O empregador, desse modo, não poderia se valer da surpresa do empregado na construção de sua tese de contestação, tornando mais efetivo o exercício dos princípios constitucionais do contraditório e da ampla defesa.
Como se infere, ao menos na hipótese de alegação de despedida por justa causa, a obrigatoriedade, no Procedimento Sumaríssimo, de manifestação do autor imediatamente após a apresentação da defesa, em detrimento da fixação de prazo para tanto, representa-lhe manifesto prejuízo, o que contraria o escopo basilar da própria criação deste regramento processual, que, ao menos em tese, visa facilitar a prestação jurisdicional ao empregado.
Observe-se, ainda, que o prejuízo que ora se suscita restringe-se, apenas, ao reclamante, posto que permanece em vigor a exigência de notificação da reclamada com antecedência mínima de cinco dias (artigo 841 - CLT), interregno no qual, como se viu, poderá, em situação vantajosa em relação ao reclamante, preparar minuciosamente sua defesa, inclusive delimitando e reunindo as provas que pretende produzir.
Assim, temos, com a introdução do Procedimento Sumaríssimo, a sui generis e contraditória realidade fática de, pretendendo favorecer o reclamante, conceder-se à reclamada o prazo mínimo de cinco dias para a elaboração da defesa e a este apenas alguns parcos minutos para desta tomar ciência e se manifestar (!)
Sem pretender fazer as vezes do legislador, tal circunstância se poderia contornar mediante a criação de hipótese excepcional à exigência de audiência única no Procedimento Sumaríssimo, talvez pela inclusão de um §8º, no artigo 852-H da CLT, com redação similar à seguinte - o que, com a máxima vênia, registra-se em sede sugestiva:
"constituindo tese de defesa a alegação de despedida decorrente de falta grave, na forma do artigo 482 da CLT, a audiência poderá ser interrompida, a requerimento da parte autora, determinando-se seu prosseguimento após o interregno mínimo de cinco dias, quando serão observadas as disposições do parágrafo primeiro."

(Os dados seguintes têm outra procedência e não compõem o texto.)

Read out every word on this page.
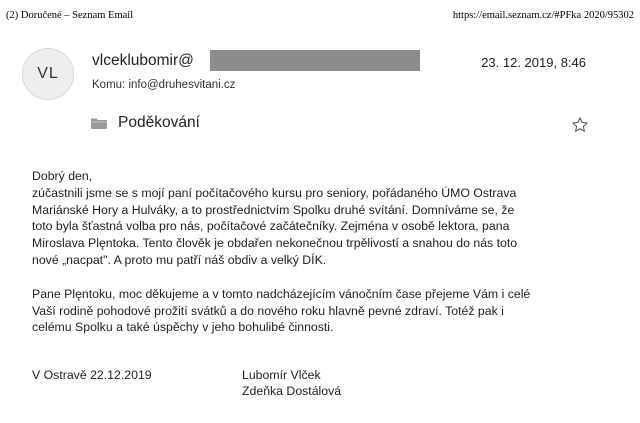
(2) Doručené – Seznam Email	https://email.seznam.cz/#PFka 2020/95302
VL
vlceklubomir@	23. 12. 2019, 8:46
Komu: info@druhesvitani.cz
Poděkování

Dobrý den,

zúčastnili jsme se s mojí paní počítačového kursu pro seniory, pořádaného ÚMO Ostrava
Mariánské Hory a Hulváky, a to prostřednictvím Spolku druhé svítání. Domníváme se, že
toto byla šťastná volba pro nás, počítačové začátečníky. Zejména v osobě lektora, pana
Miroslava Plęntoka. Tento člověk je obdařen nekonečnou trpělivostí a snahou do nás toto
nové „nacpat". A proto mu patří náš obdiv a velký DÍK.

Pane Plęntoku, moc děkujeme a v tomto nadcházejícím vánočním čase přejeme Vám i celé
Vaší rodině pohodové prožití svátků a do nového roku hlavně pevné zdraví. Totéž pak i
celému Spolku a také úspěchy v jeho bohulibé činnosti.

V Ostravě 22.12.2019	Lubomír Vlček
Zdeňka Dostálová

Até que o legislador atente para a situação desigualitária originada pelo atual regramento do Procedimento Sumaríssimo e a corrija, caberá aos causídicos, enquanto no patrocínio dos interesses de reclamantes, em demandas sujeitas ao Procedimento Sumaríssimo, tentar prever, ao máximo, as teses que se podem levantar pelas reclamadas, especialmente quando possa sobrevir dúvida quanto ao real ensejo para a rescisão do contrato de trabalho, hipótese em que se poderá fazer necessária a efetiva comprovação da despedida sem justa causa.
Já aos Magistrados, impõe-se o exercício ainda maior do bom-senso jurídico, resguardando ao máximo o contraditório e a ampla defesa, até mesmo para que possam enquadrar tais casos especiais na exceção já abrigada pela última parte do parágrafo primeiro, do artigo 852-H da CLT, ou seja, como hipótese de "absoluta impossibilidade" de realização de audiência única, sob pena de prejuízo do empregado e violação ao princípio do tratamento isonômico das partes.